Emmanuel Macron non era molto contento di essere alla Casa Bianca ad ascoltare i desiderata degli Usa sulla guerra in Ucraina
Al summit della Casa Bianca, Emmanuel Macron era seduto alla destra di Donald Trump (a sinistra c’era Giorgia Meloni). Il suo umore era chiaramente il peggiore del tavolo – più di quello di Volodymyr Zelensky – tanto che a fine sessione il Presidente americano si è premurato di lanciare a lui una battuta d’incoraggiamento: sul fatto “pazzesco” che Vladimir Putin in Alaska si fosse detto finalmente aperto alla fine della guerra.
È verosimile che il Presidente francese abbia colto il lato oggettivamente ironico dell’ottimismo di Trump. Macron in tre anni e mezzo di frenetico attivismo non ha cavato un solo ragno geopolitico. Eppure le ha provate tutte: lo stalking telefonico al Cremlino nei primi mesi di guerra ucraina e un pretenzioso viaggio-lampo in Cina; la spola sulla Manica (nel frattempo militarmente proibita ai migranti) per riagganciare Londra mai pentita di Brexit; il lancio di una fumosa “Comunità politica europea” per annacquare l’Ue a trazione tedesca e contrastare la Nato targata Usa; il pre-riconoscimento dello Stato palestinese e perfino il lobbismo per eleggere un Papa francese.
Ha fatto il piazzista del nucleare (civile e militare) made in France dopo essersi fatto eleggere nel 2017 come campione della transizione verde. Ha proclamato che a difendere Kiev dalla Russia avrebbe mandato lui un “esercito europeo” (a comando francese): ma quando la resistenza militare ucraina era sostenuta dall’apparato Usa (sotto la presidenza Biden) e dall’intelligence britannica, quando nessuna “fine della guerra” era in discussione su alcun tavolo.
Ora invece è Trump che vuol stringere sul conflitto ucraino, delineando uno scenario in cui la difesa dei confini orientali europei dovrà essere effettivamente organizzata e finanziata dai Paesi Ue, cioè da una Nato profondamente ristrutturata. Macron, in teoria, dovrebbe essere felice: invece è contrariato, anzitutto dall’aver dovuto rispondere alla convocazione di Washington solo per ascoltare i desiderata americani. Ma soprattutto perché il Presidente torna a Parigi smascherato nell’irrilevanza esterna quando i nodi interni di una crisi politico-finanziaria sempre più grave stanno arrivando al pettine.

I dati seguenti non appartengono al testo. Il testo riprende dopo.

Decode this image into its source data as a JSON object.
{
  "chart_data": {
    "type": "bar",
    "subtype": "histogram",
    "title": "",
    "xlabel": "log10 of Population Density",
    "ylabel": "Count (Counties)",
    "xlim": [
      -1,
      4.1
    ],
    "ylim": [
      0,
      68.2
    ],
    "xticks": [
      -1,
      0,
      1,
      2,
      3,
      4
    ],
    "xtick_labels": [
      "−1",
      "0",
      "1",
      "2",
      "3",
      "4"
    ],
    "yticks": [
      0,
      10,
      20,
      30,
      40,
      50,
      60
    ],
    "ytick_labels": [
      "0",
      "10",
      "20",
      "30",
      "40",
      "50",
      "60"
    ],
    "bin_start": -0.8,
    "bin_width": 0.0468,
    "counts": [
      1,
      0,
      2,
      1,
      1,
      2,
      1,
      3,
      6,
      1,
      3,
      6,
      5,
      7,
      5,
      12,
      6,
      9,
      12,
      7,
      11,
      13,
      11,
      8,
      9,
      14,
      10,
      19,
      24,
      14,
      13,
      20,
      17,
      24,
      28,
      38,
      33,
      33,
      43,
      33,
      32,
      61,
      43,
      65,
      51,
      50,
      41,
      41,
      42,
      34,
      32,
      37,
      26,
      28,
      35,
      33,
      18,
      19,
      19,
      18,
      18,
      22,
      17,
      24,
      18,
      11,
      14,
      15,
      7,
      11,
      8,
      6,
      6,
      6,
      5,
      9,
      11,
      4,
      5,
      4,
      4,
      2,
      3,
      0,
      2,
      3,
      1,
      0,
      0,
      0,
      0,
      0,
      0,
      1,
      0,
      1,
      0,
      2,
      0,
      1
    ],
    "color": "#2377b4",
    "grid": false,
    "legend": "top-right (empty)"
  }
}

Il debole Governo Bayrou – il secondo uscito dopo il caos politico-istituzionale seguito alla doppia sconfitta elettorale dell’Eliseo un anno fa – deve presentare una manovra 2026 con tutte le lacrime e tutto il sangue che Macron ha finora sempre ignorato e nascosto (con l’Ue connivente). E al netto di ogni impegno militare supplementare. Il rischio di dover abbandonare la presidenza prima della scadenza 2027 aumenta.
Tre anni anni fa Macron la spuntò (faticosamente) su Marine Le Pen poche settimane dopo l’aggressione russa all’Ucraina: anche grazie a un’inchiesta sui finanziamenti putiniani al Rassemblement National. Ora Le Pen è temporaneamente non rieleggibile e lo spauracchio Putin potrebbe ancora proteggere il fine mandato di Macron e i suoi tentativi di condizionare la sua successione. Forse – meglio – se la guerra continuasse (cioè se Mosca respingesse o aggirasse il piano Trump), se il riarmo europeo proseguisse (con una gestione finanziaria Ue straordinaria), se quindi il Presidente francese – mohicano di un’altra era geopolitica – potesse continuare ad abusare del semipresidenzialismo di Parigi.